Duchu, kim jesteś? – zażądał Andy. Bobby milczał, całe jego ciało było napięte, wargi zaciśnięte, a oczy wybałuszone. Brał gorączkowe, krótkie oddechy przez nos. Jego twarz była szkarłatna. Duchu” – powiedział Andy – „rozkazuję ci, żebyś nam powiedział, kim jesteś w imieniu Jezusa! „Nie wspominaj tego imienia!” duch syknął i przeklął
(Spirit, who are you?' Andy demanded.Bobby remained silent, his entire body strained, his lips tightly together, his eyes bulging out.

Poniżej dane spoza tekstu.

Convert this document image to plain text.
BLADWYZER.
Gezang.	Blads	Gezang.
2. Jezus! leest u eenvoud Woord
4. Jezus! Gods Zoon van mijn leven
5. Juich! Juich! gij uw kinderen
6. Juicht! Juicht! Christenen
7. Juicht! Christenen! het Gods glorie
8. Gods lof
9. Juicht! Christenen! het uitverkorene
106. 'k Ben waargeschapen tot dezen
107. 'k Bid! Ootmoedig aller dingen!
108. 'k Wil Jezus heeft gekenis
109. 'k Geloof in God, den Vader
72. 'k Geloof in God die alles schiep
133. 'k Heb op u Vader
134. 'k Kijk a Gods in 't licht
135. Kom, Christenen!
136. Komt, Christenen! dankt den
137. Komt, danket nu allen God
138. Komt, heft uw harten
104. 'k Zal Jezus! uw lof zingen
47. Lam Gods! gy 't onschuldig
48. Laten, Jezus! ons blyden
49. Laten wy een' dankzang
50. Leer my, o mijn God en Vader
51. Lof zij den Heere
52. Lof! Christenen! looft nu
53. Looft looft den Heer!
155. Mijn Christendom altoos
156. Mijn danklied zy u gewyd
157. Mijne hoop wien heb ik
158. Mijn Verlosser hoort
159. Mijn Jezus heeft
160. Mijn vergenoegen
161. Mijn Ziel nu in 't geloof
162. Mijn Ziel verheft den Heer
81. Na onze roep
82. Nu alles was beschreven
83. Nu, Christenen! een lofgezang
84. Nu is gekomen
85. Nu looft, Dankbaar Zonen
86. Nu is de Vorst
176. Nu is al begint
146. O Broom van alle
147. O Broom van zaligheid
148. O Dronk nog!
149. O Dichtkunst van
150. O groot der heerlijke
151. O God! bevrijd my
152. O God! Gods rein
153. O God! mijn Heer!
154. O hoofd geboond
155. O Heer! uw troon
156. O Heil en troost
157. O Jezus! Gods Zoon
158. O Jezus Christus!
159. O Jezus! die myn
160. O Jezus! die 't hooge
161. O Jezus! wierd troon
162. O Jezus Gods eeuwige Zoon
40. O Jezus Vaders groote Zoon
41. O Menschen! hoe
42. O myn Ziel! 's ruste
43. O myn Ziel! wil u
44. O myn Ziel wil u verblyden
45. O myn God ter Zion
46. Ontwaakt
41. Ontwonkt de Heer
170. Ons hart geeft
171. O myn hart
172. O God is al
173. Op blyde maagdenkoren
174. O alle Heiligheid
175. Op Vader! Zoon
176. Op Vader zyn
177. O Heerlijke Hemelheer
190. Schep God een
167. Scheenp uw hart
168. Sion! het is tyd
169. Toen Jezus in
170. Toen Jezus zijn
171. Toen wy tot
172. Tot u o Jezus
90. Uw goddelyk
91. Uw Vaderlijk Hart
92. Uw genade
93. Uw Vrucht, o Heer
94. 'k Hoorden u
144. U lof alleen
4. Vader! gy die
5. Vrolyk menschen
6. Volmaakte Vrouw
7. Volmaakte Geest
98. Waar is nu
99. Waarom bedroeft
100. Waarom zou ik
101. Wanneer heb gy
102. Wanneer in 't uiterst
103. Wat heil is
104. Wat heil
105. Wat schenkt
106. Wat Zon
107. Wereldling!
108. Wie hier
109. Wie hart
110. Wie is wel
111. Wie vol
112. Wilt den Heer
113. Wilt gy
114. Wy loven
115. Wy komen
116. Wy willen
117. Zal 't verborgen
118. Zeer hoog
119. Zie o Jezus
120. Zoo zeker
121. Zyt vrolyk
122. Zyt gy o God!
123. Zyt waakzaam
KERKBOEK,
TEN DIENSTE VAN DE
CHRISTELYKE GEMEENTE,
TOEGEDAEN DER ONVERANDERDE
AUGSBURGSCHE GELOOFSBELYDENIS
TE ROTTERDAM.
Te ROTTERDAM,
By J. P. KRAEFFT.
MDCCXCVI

He was taking frantic, short breaths through his nose. His face was crimson.Spirit,' said Andy, 'I command you to tell us who you are in Jesus' name!'Don't you mention that name!' the spirit hissed and then cursed)
W pełnej napięcia chwili Andy konfrontuje się z duchem, żądając poznania jego tożsamości. Bobby, przytłoczony i milczący, wyraźnie zmaga się ze strachem, fizycznie reagując na sytuację, co pokazuje intensywność spotkania. Jego oddech jest szybki i płytki, a jego dyskomfort jest widoczny na jego zarumienionej twarzy.
Kiedy Andy przywołuje imię Jezusa, duch reaguje agresywnie, odrzucając to wzmiankę sykiem i przekleństwem. Ta interakcja uwydatnia walkę o władzę pomiędzy królestwem duchowym i śmiertelnym, podkreślając pilność i niebezpieczeństwo obecne w ich konfrontacji.